社長のつぶやき

2018/08/31

『今月の一言』(2018/09/01) NEW

 今年お盆休みを取られたみなさんは、どのように過ごされましたか。旅行を楽しみましたか、それとも実家に帰省しましたか。みなさんも気付いているでしょうが、2~3年前辺りから、高速道路の帰省渋滞が少し短くなっていますね。反対に、海外旅行者は年々増加しています。時代のトレンドが変わりつつあります。グループ会社、アバンセライフサポートの介護施設でも、近頃は九州や北陸の人が入居するようになりました。極端ですが、10年後は故郷をもたない人が急増し、「帰省」という言葉が死語となり、お盆渋滞もなくなるのかもしれませんね。自動運転が普及すると帰省も楽になり、「運転手」という職業は「電話交換手」と同じように死語になりそうですね。飲酒運転の判断基準が変わるのかはまだ分かりませんが、どちらにしても代行運転会社は減少するでしょう。

 私たち人材サービス業界の未来を考えてみます。製造業各社は、海外移転して安い人件費の国で製造するか、我々を使って安い人件費の人を呼び寄せ、日本で製造するのかを選択していますね。どちらにしても「格差」がキーワードになります。経済学者、経済人、政治家の多くがアメリカに留学、MBAを取得後帰国し、社会の主流で活躍しています。アメリカ流資本主義が大勢を占める日本で、公益資本主義を唱えたり、現社会体制を批判しても無視され、話にもならない。戦前の小林多喜二の小説『蟹工船』で代表される格差社会が、終戦後行われた三大フラット政策(農地改革、新円切替、財閥解体)で社会が1億総中流社会になったと思ったら、戦後70年であっという間に格差社会に逆戻り、長いものに巻かれたがる日本人は中流が激減、上と下しかない社会になりつつあります。今回は、全てを破壊して出直す戦争という手段でフラットにするわけにはいきません。我々の業界はどこに行くのでしょう。

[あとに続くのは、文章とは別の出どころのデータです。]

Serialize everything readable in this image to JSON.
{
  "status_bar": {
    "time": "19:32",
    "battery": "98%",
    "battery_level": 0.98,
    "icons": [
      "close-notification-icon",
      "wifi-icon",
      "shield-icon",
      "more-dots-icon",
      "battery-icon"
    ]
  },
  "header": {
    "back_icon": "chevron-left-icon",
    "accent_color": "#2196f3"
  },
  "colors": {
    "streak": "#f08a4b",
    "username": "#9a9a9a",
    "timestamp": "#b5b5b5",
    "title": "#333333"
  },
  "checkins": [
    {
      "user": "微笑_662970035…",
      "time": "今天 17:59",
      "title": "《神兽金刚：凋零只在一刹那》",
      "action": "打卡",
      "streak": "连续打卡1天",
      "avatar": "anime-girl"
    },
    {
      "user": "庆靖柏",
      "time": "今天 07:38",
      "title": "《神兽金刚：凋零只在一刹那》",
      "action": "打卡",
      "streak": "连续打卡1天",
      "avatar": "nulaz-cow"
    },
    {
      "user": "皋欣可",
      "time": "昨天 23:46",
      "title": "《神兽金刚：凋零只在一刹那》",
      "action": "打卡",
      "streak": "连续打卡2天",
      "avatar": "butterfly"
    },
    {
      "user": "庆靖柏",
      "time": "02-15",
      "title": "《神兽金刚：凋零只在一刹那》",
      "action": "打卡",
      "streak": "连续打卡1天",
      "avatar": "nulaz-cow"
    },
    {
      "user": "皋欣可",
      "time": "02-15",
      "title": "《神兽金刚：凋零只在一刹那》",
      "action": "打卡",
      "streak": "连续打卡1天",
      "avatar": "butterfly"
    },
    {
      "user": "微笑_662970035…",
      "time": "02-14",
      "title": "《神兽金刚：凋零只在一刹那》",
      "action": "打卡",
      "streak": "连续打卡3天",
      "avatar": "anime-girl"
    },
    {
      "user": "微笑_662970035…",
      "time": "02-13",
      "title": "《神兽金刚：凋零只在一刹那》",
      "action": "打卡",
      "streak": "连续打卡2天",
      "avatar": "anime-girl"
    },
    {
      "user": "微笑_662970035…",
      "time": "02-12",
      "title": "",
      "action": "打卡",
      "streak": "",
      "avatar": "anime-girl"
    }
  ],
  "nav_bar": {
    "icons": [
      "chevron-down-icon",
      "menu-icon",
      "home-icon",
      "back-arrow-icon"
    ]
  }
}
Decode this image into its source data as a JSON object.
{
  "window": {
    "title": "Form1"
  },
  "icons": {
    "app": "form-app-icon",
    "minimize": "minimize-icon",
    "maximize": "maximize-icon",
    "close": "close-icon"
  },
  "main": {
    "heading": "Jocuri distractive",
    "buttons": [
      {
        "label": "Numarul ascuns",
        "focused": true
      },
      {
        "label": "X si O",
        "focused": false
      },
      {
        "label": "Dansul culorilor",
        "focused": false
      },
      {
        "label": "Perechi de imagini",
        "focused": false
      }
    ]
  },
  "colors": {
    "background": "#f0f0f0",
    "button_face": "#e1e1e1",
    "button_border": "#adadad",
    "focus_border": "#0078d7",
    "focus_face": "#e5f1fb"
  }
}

 韓国は、失業率が10%を超えました。新興国の中には若年層の失業率が30%以上の国がザラにあり、学歴が高いほど失業率の高い国もあります。教育と社会実態がマッチしていない失業者もたくさん出てきました。
 そこに、「インダストリー4.0」(ドイツ政府が推進し、製造業のデジタル化・コンピューター化を目指す国家プロジェクト)です。まさに「第4次産業革命」が始まろうとしています。18世紀後半にイギリスで始まった蒸気機関の「第1次産業革命」は、人力を石炭エンジンに置き換え、生産性を一気に押し上げました。「第4次産業革命」は、情報技術(IoT)を使って需要予測、作業ロボットが工場内外の情報と連携して物を生産、一気に生産性を上げようとしています。その時、工場、ロジスティクス市場、原材料調達、販売市場で人の果たすべき役割、ひいては働くとはどういうことなのかが問われます。そこには既得権益も、資本も、ブランドも介入することはありません。世界販売年間1,000万台超、世界に冠たるメガ企業、トヨタ自動車グループより、グーグル、フェイスブック、アマゾン等何一つ生産しない企業の方が時価総額が高いのはなぜでしょう。まさに「インダストリー4.0」の前触れ、時代変革の序章としか思えないのは私だけでしょうか。

 我々のビジネスも大きく変わります。安い人件費の地域から高い人件費の地域に人を移動させることで成り立つビジネスは、この先そう永くは続かないでしょう。紹介ビジネスのように、顧客情報の豊富さだけで人の共感を集める時代も終わりに近づいています。次に出てくるのは何か。企業の現在に必要なもの、5年先に必要なもの、事業承継時に必要な人材とは何か、その人に引き継ぐには何年かけて何をしなければならないのか。様々なニーズに応えるには、多様な人材がタイムリーに必要です。一方、途上国、新興国には有為な人材が溢れかえっています。彼らはチャンスに飢えています。自らの人生に納得するまでがんばって終えたいのは、どこの国の誰もが同じ思いです。そこで、人材ビジネスの「インダストリー4.0」が必然的に出現してくるのです。我々は過疎地域に人材を提供しようとしていますね。高齢化した企業等に事業承継の担い手を企業に供給しようとしていますね。今とは違う明日を創り出す会社になりたいと考えています。某製薬会社のコマーシャルにありましたね。「あったらいいな」を形にして送り出す、そんな会社になりたいですね。